There are phenomenal web scraping tools to crudely "preprocess" the document a bit, slashing outer HTML fluff while preserving the small subset of actual data. From there, 8k tokens (or whatever) goes really far.

LunaSea · 2024-05-08T09:26:50 1715160410

At a very generous 50 tokens per second doesn't that still leave you with more than two and a half minutes (160s) processing time per document?

mrbungie · 2024-05-07T22:56:44 1715122604

GPT-3.5/GPT-4 ain't the only LLMs available. A Flan-T5/T5 or Llama2/3 8B models may be finetuning for this use case and used for much cheaper.

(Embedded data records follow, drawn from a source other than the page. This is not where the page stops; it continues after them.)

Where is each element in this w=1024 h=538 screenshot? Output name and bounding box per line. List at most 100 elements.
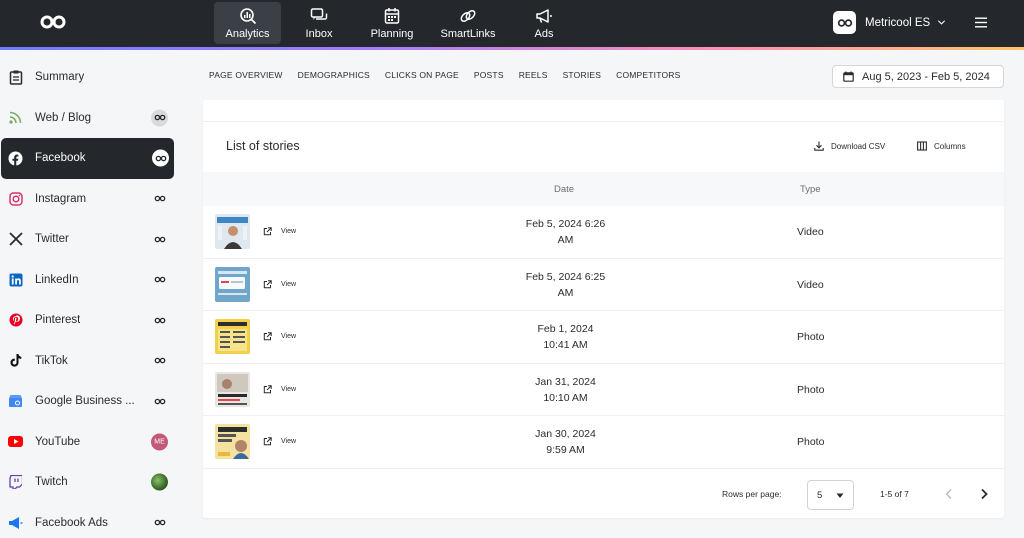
- connected-badge-icon: [151, 393, 168, 410]
- metricool-logo-icon[interactable]: [40, 15, 66, 29]
- account-switcher[interactable]: Metricool ES: [833, 11, 946, 34]
- connected-badge-icon: [151, 352, 168, 369]
- connected-badge-icon: [152, 149, 169, 167]
- nav-ads[interactable]: Ads: [509, 2, 579, 44]
- table-row: View Feb 5, 2024 6:25 AM Video: [203, 259, 1004, 311]
- view-label: View: [281, 438, 297, 445]
- story-type: Photo: [797, 383, 825, 396]
- card-title: List of stories: [226, 139, 300, 153]
- download-csv-button[interactable]: Download CSV: [814, 141, 885, 151]
- nav-planning-label: Planning: [370, 27, 414, 40]
- sidebar-item-google-business[interactable]: Google Business ...: [0, 381, 180, 422]
- sidebar-item-web-blog[interactable]: Web / Blog: [0, 98, 180, 139]
- tab-demographics[interactable]: DEMOGRAPHICS: [297, 70, 370, 80]
- table-header: Date Type: [203, 172, 1004, 206]
- time-line: AM: [557, 286, 574, 299]
- sidebar-item-instagram[interactable]: Instagram: [0, 179, 180, 220]
- sidebar-item-label: TikTok: [35, 354, 68, 367]
- nav-inbox[interactable]: Inbox: [284, 2, 354, 44]
- view-story-link[interactable]: View: [263, 437, 296, 446]
- sidebar-item-pinterest[interactable]: Pinterest: [0, 300, 180, 341]
- sidebar-item-twitch[interactable]: Twitch: [0, 462, 180, 503]
- divider: [203, 121, 1004, 122]
- columns-button[interactable]: Columns: [917, 141, 966, 151]
- date-line: Feb 5, 2024 6:25: [525, 270, 606, 283]
- columns-label: Columns: [934, 141, 966, 151]
- pagination: Rows per page: 5 1-5 of 7: [203, 480, 1004, 510]
- sidebar-item-linkedin[interactable]: LinkedIn: [0, 260, 180, 301]
- connected-badge-icon: [151, 514, 168, 531]
- section-tabs: PAGE OVERVIEW DEMOGRAPHICS CLICKS ON PAG…: [209, 70, 696, 80]
- rows-per-page-select[interactable]: 5: [807, 480, 854, 510]
- tab-reels[interactable]: REELS: [518, 70, 548, 80]
- view-label: View: [281, 385, 297, 393]
- connected-badge-icon: [151, 190, 168, 207]
- story-type: Video: [797, 278, 824, 291]
- view-story-link[interactable]: View: [263, 279, 296, 289]
- twitch-account-avatar: [151, 473, 168, 491]
- sidebar-item-summary[interactable]: Summary: [0, 57, 180, 98]
- nav-planning[interactable]: Planning: [357, 2, 427, 44]
- tab-competitors[interactable]: COMPETITORS: [616, 70, 681, 80]
- story-date: Jan 31, 2024 10:10 AM: [503, 374, 628, 406]
- rows-per-page-value: 5: [817, 489, 823, 501]
- metricool-avatar-icon: [837, 18, 852, 27]
- nav-analytics-label: Analytics: [225, 27, 270, 40]
- connected-badge-icon: [151, 109, 168, 127]
- hamburger-menu-icon[interactable]: [975, 17, 987, 28]
- sidebar-item-label: YouTube: [35, 435, 81, 448]
- story-date: Feb 5, 2024 6:26 AM: [503, 216, 628, 248]
- external-link-icon: [263, 227, 272, 236]
- view-story-link[interactable]: View: [263, 227, 296, 236]
- analytics-icon: [239, 7, 256, 24]
- external-link-icon: [263, 332, 272, 341]
- date-range-text: Aug 5, 2023 - Feb 5, 2024: [862, 70, 990, 83]
- story-thumbnail[interactable]: [215, 371, 250, 407]
- download-icon: [814, 141, 824, 151]
- nav-smartlinks[interactable]: SmartLinks: [430, 2, 506, 44]
- sidebar-item-twitter[interactable]: Twitter: [0, 219, 180, 260]
- tiktok-icon: [8, 353, 23, 368]
- date-range-picker[interactable]: Aug 5, 2023 - Feb 5, 2024: [832, 65, 1004, 88]
- tab-clicks-on-page[interactable]: CLICKS ON PAGE: [384, 70, 459, 80]
- view-label: View: [281, 333, 297, 340]
- view-story-link[interactable]: View: [263, 332, 296, 341]
- view-story-link[interactable]: View: [263, 384, 297, 394]
- sidebar-item-tiktok[interactable]: TikTok: [0, 341, 180, 382]
- tab-page-overview[interactable]: PAGE OVERVIEW: [209, 70, 283, 80]
- column-header-date[interactable]: Date: [554, 184, 575, 195]
- pinterest-icon: [8, 313, 23, 328]
- account-name: Metricool ES: [865, 16, 931, 29]
- story-thumbnail[interactable]: [215, 214, 250, 249]
- table-row: View Jan 31, 2024 10:10 AM Photo: [203, 364, 1004, 416]
- twitch-icon: [8, 475, 23, 490]
- column-header-type[interactable]: Type: [800, 184, 821, 195]
- time-line: 10:10 AM: [543, 391, 588, 404]
- nav-analytics[interactable]: Analytics: [214, 2, 281, 44]
- sidebar-item-youtube[interactable]: YouTube ME: [0, 422, 180, 463]
- nav-inbox-label: Inbox: [305, 27, 333, 40]
- download-csv-label: Download CSV: [831, 141, 886, 151]
- tab-posts[interactable]: POSTS: [473, 70, 504, 80]
- megaphone-icon: [536, 8, 552, 23]
- story-thumbnail[interactable]: [215, 424, 250, 459]
- rss-icon: [8, 110, 23, 125]
- connected-badge-icon: [151, 312, 168, 329]
- youtube-icon: [8, 434, 23, 449]
- sidebar-item-label: Instagram: [35, 192, 87, 205]
- story-thumbnail[interactable]: [215, 266, 250, 302]
- x-icon: [8, 232, 23, 247]
- rows-per-page-label: Rows per page:: [722, 489, 782, 499]
- sidebar-item-label: Facebook: [35, 152, 86, 165]
- columns-icon: [917, 141, 927, 151]
- sidebar-item-facebook-ads[interactable]: Facebook Ads: [0, 503, 180, 538]
- time-line: 10:41 AM: [543, 339, 588, 351]
- chevron-left-icon[interactable]: [944, 488, 954, 500]
- caret-down-icon: [836, 493, 844, 498]
- story-thumbnail[interactable]: [215, 319, 250, 354]
- sidebar-item-facebook[interactable]: Facebook: [1, 138, 174, 179]
- sidebar: Summary Web / Blog Facebook Instagram Tw…: [0, 57, 180, 538]
- tab-stories[interactable]: STORIES: [562, 70, 602, 80]
- chevron-right-icon[interactable]: [979, 488, 989, 500]
- nav-ads-label: Ads: [534, 27, 554, 40]
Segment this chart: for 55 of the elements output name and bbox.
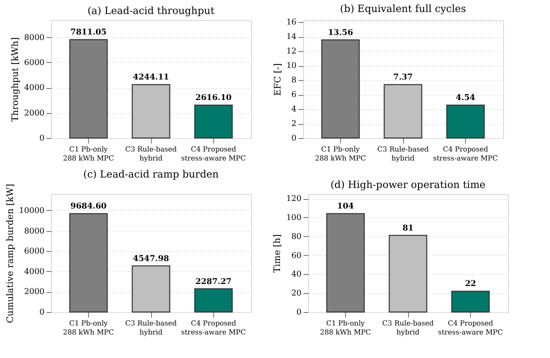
y-tick-label: 0 (296, 308, 302, 316)
bar (446, 104, 485, 138)
data-label: 2287.27 (195, 276, 232, 286)
data-label: 22 (464, 278, 476, 288)
data-label: 4244.11 (132, 72, 170, 82)
y-tick-label: 0 (39, 308, 44, 316)
y-tick-label: 2000 (24, 287, 44, 296)
y-tick-label: 4 (291, 104, 296, 114)
data-label: 4547.98 (132, 252, 170, 263)
bar (388, 234, 428, 312)
bar (194, 288, 233, 312)
bar (194, 104, 233, 138)
chart-title: (c) Lead-acid ramp burden (83, 169, 220, 180)
y-tick-label: 4000 (24, 83, 44, 92)
bar (132, 265, 170, 312)
y-tick-label: 2000 (24, 108, 44, 118)
y-tick-label: 6000 (24, 246, 44, 256)
y-tick-label: 6000 (24, 58, 44, 67)
y-tick-label: 4000 (24, 266, 44, 276)
data-label: 104 (337, 200, 354, 211)
chart-title: (b) Equivalent full cycles (340, 4, 466, 16)
y-tick-label: 14 (286, 32, 296, 42)
data-label: 7.37 (393, 72, 413, 82)
bar (132, 84, 170, 138)
data-label: 13.56 (328, 26, 354, 37)
data-label: 4.54 (456, 92, 476, 102)
y-tick-label: 0 (291, 134, 296, 142)
chart-title: (a) Lead-acid throughput (88, 6, 214, 17)
y-tick-label: 8 (291, 76, 296, 85)
bar (384, 84, 422, 138)
data-label: 9684.60 (70, 200, 108, 211)
y-axis-title: Throughput [kWh] (11, 37, 22, 122)
y-tick-label: 120 (286, 194, 302, 204)
y-tick-label: 10000 (19, 206, 44, 215)
y-tick-label: 2 (291, 119, 296, 128)
y-tick-label: 8000 (24, 32, 44, 42)
y-tick-label: 10 (286, 61, 296, 70)
y-tick-label: 40 (291, 270, 302, 279)
y-tick-label: 12 (286, 46, 296, 56)
y-tick-label: 8000 (24, 226, 44, 236)
data-label: 81 (402, 222, 414, 232)
chart-title: (d) High-power operation time (330, 180, 486, 191)
bar (451, 290, 490, 312)
y-axis-title: EFC [-] (273, 63, 284, 96)
y-axis-title: Time [h] (273, 234, 284, 273)
data-label: 7811.05 (70, 26, 107, 37)
y-tick-label: 20 (291, 288, 302, 298)
y-tick-label: 6 (291, 90, 296, 100)
data-label: 2616.10 (195, 92, 232, 102)
y-tick-label: 100 (286, 212, 302, 222)
y-tick-label: 0 (39, 134, 44, 142)
y-tick-label: 80 (291, 232, 302, 241)
y-axis-title: Cumulative ramp burden [kW] (6, 184, 16, 324)
y-tick-label: 60 (291, 250, 302, 260)
y-tick-label: 16 (286, 18, 296, 27)
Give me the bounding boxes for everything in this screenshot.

spaniard89277 · 2024-05-07T23:44:19 1715125459

How do you handle the context window limit? If you push the entire Dom to the LLM it will exceed the context window by far in most cases, isn't it?

aleksiy123 · 2024-05-08T00:00:19 1715126419

My guess is you do some preprocessing on the DOM to get it down to text but still retains some structure.

Something like https://github.com/Alir3z4/html2text.

I'm sure there are other (better?) options as well.

tarasglek · 2024-05-08T07:16:02 1715152562

I wrote https://markdown.download as a general helper for this

msp26 · 2024-05-08T00:07:52 1715126872

Trim unwanted html elements + convert to markdown. Significantly reduces token counts while retaining structure.

infecto · 2024-05-07T23:45:42 1715125542

Again, depends on the volume of the scraping and the value of the data within it. Even 3.5 can be cost effective for certain workflows and data value.